Pressure Cooker Portabello Black Bean Meatballs over rice is really going to surprise your taste buds! My guess is that you won’t miss that they’re not meat and you’ll be loving the flavor punch in each nutritious bite.
These little “meat”balls are good you guys! There’s actually no meat to be found in them, but instead a yummy combo of sturdy portabello mushrooms, black beans, a little broccoli, and red onion. I find them very filling but when I’m done with my plate I don’t have that heavy feeling in my stomach that I often experience after having conventional meatballs. They’re light in that regard, but heavy enough to appease your appetite!
I did a little experimenting with the cooking method and came to a few conclusions.
#1. You MUST freeze them before cooking. If you don’t do this, they’ll stick to each other and not hold their shape due to the lack of fat and soft texture. But, if you freeze them for even 30 minutes on a cookie sheet, you can pop them right into your pressure cooker with no problems.
#2. If you like a bit of a coating on the outside of your meatball, pop them in the oven on broil for a few minutes after you pull them from the PC. They’re totally fine to eat if you only cook them in the pressure cooker, but if you’re not a fan of the soft texture, you can easily remedy that with a little oven time.
#3. You can cook these in your steamer basket AT THE SAME TIME as your rice! Say what??? All you do is pour your rice and water into the bottom of your PC then lower your steamer basket into the pot and line with meatballs. Everything cooks in the same amount of time, so you have minimal clean-up and minimal juggling between stove and your PC.
I love these meatballs for recipe #2 of our meatless January. Like I said with the lasagna roll-ups, this is a recipe to ease you into a vegetarian lifestyle. It’s still hearty, tastes like real food, and doesn’t require much of a shift in your taste palette unlike some vegetarian dishes. It’s a great starter recipe and you’ll feel great about the amount of veggies you’re getting in each bite!
- 2 tablespoons olive oil
- ½ cup diced red onion
- 1 cup chopped portabello mushrooms
- 1 cup chopped broccoli (fresh or frozen)
- 2 tablespoons fresh minced garlic
- 15 oz black beans, drained and rinsed.
- 2 eggs
- ½ cup breadcrumbs
- 1 tablespoon steak seasoning
- 1 tablespoon worcestershire
- ¾ cup parmesan cheese
- 1 tablespoon olive oil
- ¼ cup pesto
- Sauté mushrooms and onion in 1 tablespoons of olive oil until it starts to brown and soften.

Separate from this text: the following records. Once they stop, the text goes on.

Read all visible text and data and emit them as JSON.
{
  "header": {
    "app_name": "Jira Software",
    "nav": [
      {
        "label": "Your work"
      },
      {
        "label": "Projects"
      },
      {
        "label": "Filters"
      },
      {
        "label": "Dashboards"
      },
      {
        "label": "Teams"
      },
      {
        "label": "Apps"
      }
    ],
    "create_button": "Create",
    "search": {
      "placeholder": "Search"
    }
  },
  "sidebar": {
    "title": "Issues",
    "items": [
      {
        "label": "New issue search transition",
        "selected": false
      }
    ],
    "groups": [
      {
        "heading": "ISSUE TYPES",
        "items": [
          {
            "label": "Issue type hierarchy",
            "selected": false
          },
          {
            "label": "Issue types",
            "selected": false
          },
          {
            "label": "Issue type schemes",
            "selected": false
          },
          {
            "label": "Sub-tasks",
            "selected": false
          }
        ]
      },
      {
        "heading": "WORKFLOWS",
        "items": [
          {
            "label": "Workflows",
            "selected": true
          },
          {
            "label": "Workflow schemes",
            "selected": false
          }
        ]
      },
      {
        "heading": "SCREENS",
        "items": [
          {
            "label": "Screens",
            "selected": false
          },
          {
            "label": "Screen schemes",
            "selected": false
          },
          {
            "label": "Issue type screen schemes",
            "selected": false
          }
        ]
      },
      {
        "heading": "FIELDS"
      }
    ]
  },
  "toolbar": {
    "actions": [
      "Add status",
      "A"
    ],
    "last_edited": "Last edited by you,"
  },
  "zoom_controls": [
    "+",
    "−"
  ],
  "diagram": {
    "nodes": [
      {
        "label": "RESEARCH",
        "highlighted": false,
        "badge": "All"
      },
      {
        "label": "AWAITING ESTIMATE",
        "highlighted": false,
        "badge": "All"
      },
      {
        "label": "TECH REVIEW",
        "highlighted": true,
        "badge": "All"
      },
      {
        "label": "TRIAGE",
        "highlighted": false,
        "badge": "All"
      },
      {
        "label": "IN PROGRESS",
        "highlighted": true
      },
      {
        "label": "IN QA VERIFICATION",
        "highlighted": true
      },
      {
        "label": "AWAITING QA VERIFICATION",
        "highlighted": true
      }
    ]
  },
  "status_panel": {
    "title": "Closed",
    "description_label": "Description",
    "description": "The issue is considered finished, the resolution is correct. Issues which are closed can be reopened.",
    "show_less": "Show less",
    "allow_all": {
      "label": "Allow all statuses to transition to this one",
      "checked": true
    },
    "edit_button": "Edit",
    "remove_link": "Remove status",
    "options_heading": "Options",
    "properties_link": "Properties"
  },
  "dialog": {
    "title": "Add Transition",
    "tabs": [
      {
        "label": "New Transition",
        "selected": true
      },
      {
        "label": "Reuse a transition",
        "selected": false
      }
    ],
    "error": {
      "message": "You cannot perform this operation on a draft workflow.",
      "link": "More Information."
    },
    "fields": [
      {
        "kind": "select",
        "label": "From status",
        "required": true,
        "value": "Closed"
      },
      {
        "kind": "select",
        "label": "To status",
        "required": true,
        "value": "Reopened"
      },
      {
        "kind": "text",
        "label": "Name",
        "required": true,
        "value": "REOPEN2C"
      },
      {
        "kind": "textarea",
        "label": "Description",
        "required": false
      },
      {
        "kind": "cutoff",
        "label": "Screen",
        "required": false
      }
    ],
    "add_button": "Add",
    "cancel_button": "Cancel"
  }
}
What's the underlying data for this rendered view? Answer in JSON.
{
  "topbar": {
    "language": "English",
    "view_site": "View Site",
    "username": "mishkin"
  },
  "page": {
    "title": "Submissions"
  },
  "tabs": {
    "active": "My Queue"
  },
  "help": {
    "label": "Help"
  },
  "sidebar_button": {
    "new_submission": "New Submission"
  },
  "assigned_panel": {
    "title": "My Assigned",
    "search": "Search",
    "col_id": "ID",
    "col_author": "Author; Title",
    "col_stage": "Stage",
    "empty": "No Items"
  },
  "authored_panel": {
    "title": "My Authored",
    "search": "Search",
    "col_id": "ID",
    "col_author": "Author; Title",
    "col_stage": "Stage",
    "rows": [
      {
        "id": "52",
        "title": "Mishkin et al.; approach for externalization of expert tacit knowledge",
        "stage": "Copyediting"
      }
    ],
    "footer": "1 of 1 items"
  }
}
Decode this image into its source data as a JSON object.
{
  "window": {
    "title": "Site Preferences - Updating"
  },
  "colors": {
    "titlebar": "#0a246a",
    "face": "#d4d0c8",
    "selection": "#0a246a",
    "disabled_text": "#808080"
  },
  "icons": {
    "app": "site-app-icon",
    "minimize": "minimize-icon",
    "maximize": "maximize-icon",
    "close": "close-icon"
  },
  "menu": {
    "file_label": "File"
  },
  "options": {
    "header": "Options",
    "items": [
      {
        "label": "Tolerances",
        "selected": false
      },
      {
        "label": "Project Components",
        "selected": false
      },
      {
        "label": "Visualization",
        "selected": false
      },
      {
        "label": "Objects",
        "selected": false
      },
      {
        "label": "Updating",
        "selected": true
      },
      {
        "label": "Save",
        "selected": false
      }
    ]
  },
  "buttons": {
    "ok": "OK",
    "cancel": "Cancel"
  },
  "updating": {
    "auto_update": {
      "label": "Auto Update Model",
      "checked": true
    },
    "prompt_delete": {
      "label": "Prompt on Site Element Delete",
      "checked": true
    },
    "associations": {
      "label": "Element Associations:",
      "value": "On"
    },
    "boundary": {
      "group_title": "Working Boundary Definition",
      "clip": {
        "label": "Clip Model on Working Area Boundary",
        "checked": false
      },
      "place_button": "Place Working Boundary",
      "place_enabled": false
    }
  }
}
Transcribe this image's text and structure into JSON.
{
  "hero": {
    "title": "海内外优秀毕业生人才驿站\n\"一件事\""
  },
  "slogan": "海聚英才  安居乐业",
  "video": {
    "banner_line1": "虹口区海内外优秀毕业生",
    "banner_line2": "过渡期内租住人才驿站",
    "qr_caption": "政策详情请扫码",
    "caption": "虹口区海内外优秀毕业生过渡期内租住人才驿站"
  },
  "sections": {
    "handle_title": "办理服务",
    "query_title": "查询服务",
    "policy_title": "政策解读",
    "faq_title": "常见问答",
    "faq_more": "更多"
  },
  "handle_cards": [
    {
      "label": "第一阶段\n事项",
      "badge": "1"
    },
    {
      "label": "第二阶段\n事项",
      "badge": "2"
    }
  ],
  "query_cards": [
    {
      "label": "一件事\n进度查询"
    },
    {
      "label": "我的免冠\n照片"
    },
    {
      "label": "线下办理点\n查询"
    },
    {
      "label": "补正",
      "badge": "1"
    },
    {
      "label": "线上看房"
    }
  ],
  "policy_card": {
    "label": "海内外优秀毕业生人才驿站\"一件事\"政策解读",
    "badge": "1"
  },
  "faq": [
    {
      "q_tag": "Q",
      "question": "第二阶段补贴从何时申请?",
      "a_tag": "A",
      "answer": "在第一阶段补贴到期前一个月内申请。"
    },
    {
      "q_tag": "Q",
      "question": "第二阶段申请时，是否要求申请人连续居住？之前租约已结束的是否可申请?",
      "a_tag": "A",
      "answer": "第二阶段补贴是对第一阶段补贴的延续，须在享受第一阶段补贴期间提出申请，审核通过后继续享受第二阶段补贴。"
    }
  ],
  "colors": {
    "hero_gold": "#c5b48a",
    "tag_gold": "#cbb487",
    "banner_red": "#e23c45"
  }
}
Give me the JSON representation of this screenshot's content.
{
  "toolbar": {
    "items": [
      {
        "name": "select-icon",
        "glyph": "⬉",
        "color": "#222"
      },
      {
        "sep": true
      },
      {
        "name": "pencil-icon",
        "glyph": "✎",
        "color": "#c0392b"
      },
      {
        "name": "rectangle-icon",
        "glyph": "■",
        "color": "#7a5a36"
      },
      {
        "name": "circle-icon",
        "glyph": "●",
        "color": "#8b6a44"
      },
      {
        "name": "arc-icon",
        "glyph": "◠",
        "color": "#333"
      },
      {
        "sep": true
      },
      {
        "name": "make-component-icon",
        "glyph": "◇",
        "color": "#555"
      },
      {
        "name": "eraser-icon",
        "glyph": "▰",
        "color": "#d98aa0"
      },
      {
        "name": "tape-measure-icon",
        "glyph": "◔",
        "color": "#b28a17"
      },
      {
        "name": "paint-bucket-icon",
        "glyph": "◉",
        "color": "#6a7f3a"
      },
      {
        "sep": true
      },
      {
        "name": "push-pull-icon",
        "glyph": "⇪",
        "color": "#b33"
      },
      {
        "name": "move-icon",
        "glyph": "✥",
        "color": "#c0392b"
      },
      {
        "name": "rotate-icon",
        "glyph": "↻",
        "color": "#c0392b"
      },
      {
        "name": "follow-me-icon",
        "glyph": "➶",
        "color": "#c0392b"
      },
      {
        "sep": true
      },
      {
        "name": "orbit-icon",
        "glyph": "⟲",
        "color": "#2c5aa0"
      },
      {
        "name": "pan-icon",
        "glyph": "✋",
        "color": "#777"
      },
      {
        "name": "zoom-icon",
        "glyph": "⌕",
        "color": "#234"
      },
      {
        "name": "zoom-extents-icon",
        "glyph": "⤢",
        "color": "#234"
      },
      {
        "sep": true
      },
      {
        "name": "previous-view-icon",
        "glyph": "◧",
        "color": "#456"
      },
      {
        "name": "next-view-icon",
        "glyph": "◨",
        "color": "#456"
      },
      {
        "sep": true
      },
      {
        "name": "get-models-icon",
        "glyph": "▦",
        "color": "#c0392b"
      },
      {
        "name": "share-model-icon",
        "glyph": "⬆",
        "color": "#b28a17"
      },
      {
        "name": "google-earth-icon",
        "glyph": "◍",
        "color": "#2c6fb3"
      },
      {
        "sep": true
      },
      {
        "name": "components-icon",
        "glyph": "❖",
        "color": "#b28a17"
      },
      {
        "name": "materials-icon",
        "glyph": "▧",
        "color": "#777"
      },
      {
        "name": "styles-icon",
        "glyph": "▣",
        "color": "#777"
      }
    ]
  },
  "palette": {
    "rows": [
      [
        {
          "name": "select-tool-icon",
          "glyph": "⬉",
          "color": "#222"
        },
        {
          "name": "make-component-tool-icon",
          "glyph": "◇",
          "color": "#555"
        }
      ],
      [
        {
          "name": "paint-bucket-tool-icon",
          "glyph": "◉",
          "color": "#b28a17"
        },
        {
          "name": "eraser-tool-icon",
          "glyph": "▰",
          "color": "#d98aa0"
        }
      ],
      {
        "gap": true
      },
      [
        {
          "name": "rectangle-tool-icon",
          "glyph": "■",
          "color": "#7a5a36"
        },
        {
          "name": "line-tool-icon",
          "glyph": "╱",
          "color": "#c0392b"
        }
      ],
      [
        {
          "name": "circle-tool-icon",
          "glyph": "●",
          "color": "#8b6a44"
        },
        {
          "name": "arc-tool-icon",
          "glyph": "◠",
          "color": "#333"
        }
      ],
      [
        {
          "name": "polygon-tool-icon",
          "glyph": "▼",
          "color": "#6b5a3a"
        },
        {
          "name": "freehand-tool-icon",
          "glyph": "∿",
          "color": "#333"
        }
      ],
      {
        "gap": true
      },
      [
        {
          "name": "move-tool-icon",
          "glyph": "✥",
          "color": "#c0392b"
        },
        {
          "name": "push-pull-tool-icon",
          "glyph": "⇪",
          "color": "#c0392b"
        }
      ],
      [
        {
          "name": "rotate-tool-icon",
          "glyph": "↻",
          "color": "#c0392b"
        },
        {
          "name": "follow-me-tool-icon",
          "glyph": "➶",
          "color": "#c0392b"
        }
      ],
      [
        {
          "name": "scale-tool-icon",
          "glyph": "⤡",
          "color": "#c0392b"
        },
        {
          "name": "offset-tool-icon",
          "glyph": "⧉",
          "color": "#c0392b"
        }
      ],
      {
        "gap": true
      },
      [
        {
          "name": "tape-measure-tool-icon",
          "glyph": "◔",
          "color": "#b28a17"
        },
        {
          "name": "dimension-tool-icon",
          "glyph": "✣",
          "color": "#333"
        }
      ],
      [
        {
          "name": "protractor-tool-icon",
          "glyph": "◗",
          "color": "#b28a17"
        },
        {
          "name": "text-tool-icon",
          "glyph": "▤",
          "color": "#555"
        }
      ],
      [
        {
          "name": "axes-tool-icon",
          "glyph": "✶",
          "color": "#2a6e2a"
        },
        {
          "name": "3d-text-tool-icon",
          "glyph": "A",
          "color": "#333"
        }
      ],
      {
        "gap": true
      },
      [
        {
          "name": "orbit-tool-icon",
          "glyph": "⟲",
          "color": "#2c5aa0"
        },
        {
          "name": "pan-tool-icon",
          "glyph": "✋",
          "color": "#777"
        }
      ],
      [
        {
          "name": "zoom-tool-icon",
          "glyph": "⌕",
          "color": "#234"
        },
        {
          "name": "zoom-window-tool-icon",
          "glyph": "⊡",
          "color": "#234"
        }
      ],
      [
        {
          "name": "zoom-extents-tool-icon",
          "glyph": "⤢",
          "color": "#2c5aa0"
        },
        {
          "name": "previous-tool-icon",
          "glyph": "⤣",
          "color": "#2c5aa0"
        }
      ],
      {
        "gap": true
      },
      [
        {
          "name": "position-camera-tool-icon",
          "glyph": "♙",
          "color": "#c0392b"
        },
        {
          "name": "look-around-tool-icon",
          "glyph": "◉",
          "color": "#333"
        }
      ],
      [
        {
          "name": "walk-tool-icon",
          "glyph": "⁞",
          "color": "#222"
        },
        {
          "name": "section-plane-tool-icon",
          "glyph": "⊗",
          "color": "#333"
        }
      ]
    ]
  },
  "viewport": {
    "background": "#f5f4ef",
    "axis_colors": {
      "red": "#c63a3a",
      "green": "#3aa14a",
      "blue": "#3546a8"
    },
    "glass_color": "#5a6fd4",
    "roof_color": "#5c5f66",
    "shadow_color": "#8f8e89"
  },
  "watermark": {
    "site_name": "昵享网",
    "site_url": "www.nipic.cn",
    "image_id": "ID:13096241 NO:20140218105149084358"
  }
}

- Add broccoli and garlic. Saute for 3-4 minutes.
- Pour veggies into a large food processor or blender. Add black beans and pulse until mixture is semi -smooth but not a complete paste. You will still have some tiny chunks left.
- In a large bowl, whisk together eggs, breadcrumbs, steak seasoning, worcestershire, parmesan cheese, and olive oil.
- Stir in veggie mixture.
- With your hands or using a 1 inch cookie scoop, make balls. If the mixture is too sticky, place bowl in the freezer for 10-15 minutes.
- Set formed meatballs on a lightly greased baking sheet and freezer for at least 30 minutes.
- If you would like to cook the rice at the same time, pour 1 cup of white rice and 1¼ cups water into the bottom of the pot. Add your steamer basket to the top of the rice and layer your meatballs inside.
- If you are not making rice, add 1 cup of water to the bottom of the pot and then place either place meatballs in steamer basket or right into the bottom of the pot.
- Lock lid and set to high pressure for 5 minutes.
- When time is up, let pressure naturally release for 10 minutes then release all remaining pressure.
- Serve topped with a spoon of pesto.